Lily Reilly graduated from Crawford College of Art and Design in Cork City in 2011 after studying graphic design and then training as an art and design teacher at secondary level.
‘Throughout my studies, which were very full on with full-time hours, I worked part-time jobs and had very little free time. I spent any spare time I had drawing and when I graduated I realised that my heart really lay in creating my own brand and working as an artist/designer. I have always loved flowers (I’m even named after one!) and intricate work. I work in an organic way, building an image naturally in a unique lacing illustrative style and have spent nearly a decade refining this and my original pattern, titled ‘Flower Bomb’ which you can see in a lot of my work. I named my brand ‘Petal to Petal’ as it described the way that I illustrate, one petal to another.’
‘I create fine art pieces, prints and stationery. My work has been exhibited both nationally and internationally in London, Paris and Berlin. I recently moved home to where I grew up in the beautiful countryside of West Cork, Ireland and live here with my husband and our little cats Poppy, Mia and Dotty. Taking inspiration from the patterns in nature and especially those found in flowers, I particularly love working in monochrome and just concentrating on the shapes and detail of a design. When working I tend to amalgamate the most intriguing detail from a number of different flowers into one representation.

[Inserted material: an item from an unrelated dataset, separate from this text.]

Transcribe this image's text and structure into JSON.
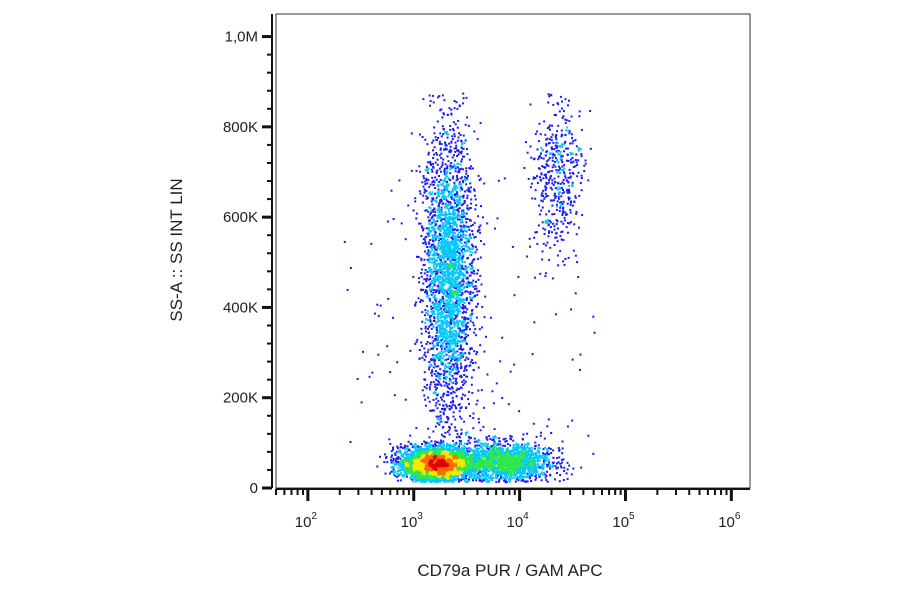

If I look out of the windows in my home studio I see mountains, rolling fields, a forest and the sea so I am instantly inspired.’
‘My latest work focuses on the tradition of lace making in Ireland, something that many people view as ‘old and dusty’ but is so intricate and beautiful and requires so much patience and time to create. I combine different types of Irish lace to create contemporary works entirely by hand. To do this, I learn the lace stitches to make sure that everything is genuine and I create different images with them. An example of this is the piece ‘Cork Lace’ which I illustrated in Youghal Lace, the most detailed type of Irish lace (it took quite some time to learn those stitches!). Each drawing is created by hand in one single piece- and if I make a mistake (which touch wood, has hardly happened!) I start all over again. My aim is to create beautiful objects and pieces of art that people would love to have in their homes. I feel very lucky and privileged to be able to do this as a full-time job and love every minute of it.’